The eldest son of Manuel Mendes da Fonseca (1785–1859) and Rosa Maria Paulina da Fonseca (1802–1873), he was the brother of Marshal Deodoro da Fonseca and father of the future president of the Brazilian republic, named after him, Hermes Rodrigues da Fonseca. He was also the brother of Severiano Martins da Fonseca, the Baron of Alagoas.

From a military family, he pursued a career as his father and six brothers, serving in the Paraguayan War.

After the Proclamation of the Republic he occupied the command of the army troops in Salvador. Although brother of the new president, it took him along to join the new regime, only accepting it after news of the departure of the Brazilian imperial family to Europe.

He was an amateur musician, having composed sacred and military songs (such as Polca do Regimento and mazurca Icamacuá). He was married to Rita Rodrigues Barbosa da Fonseca and is buried in the Caju Cemetery.

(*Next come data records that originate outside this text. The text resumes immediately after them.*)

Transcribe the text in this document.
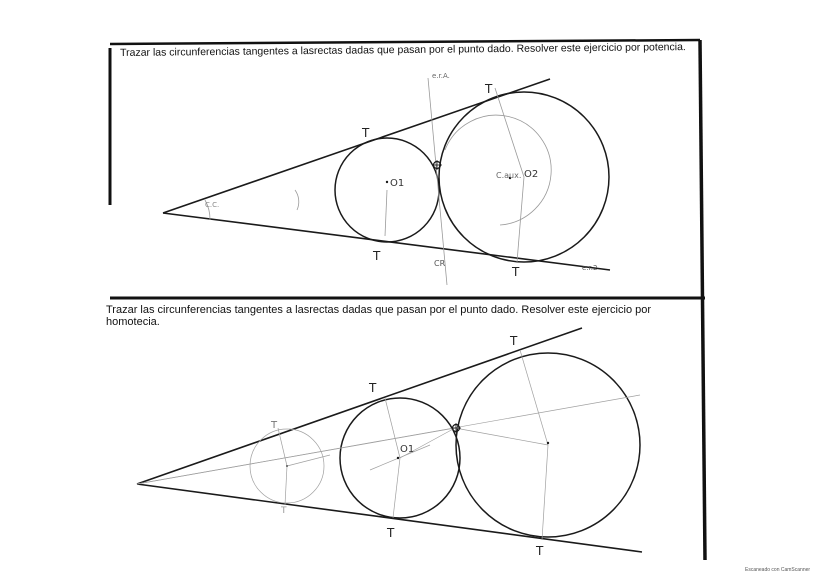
T
T
T
T
O1
C.aux. O2
e.r.A.
CR	e.r.2
C.C.
T
T
T
T
T
T
O1
Trazar las circunferencias tangentes a lasrectas dadas que pasan por el punto dado. Resolver este ejercicio por potencia.
Trazar las circunferencias tangentes a lasrectas dadas que pasan por el punto dado. Resolver este ejercicio por homotecia.
Escaneado con CamScanner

=== President of the Province of Mato Grosso ===
He was president of the province of Mato Grosso from 5 July 1875, to 2 March 1878, appointed by imperial letter of 1 May 1875.

== Governor of Bahia ==
Bahia was one of the last states to join the new regime, succeeding several intervenors who, due to the unstable climate, did not last in the post. Appointed by brother President Hermes da Fonseca, he took over from Manuel Vitorino, who was indisposing with the federal government, staying only five months ahead of the post, stepping down for health reasons, passing the post to the vice-president, Virgílio Clímaco Damásio.

He ruled Bahia from 26 April to 14 September 1890, a period in which he sought to calm tempers and consolidate the institutions of the new regime. He revoked several acts of his predecessor, including educational reform.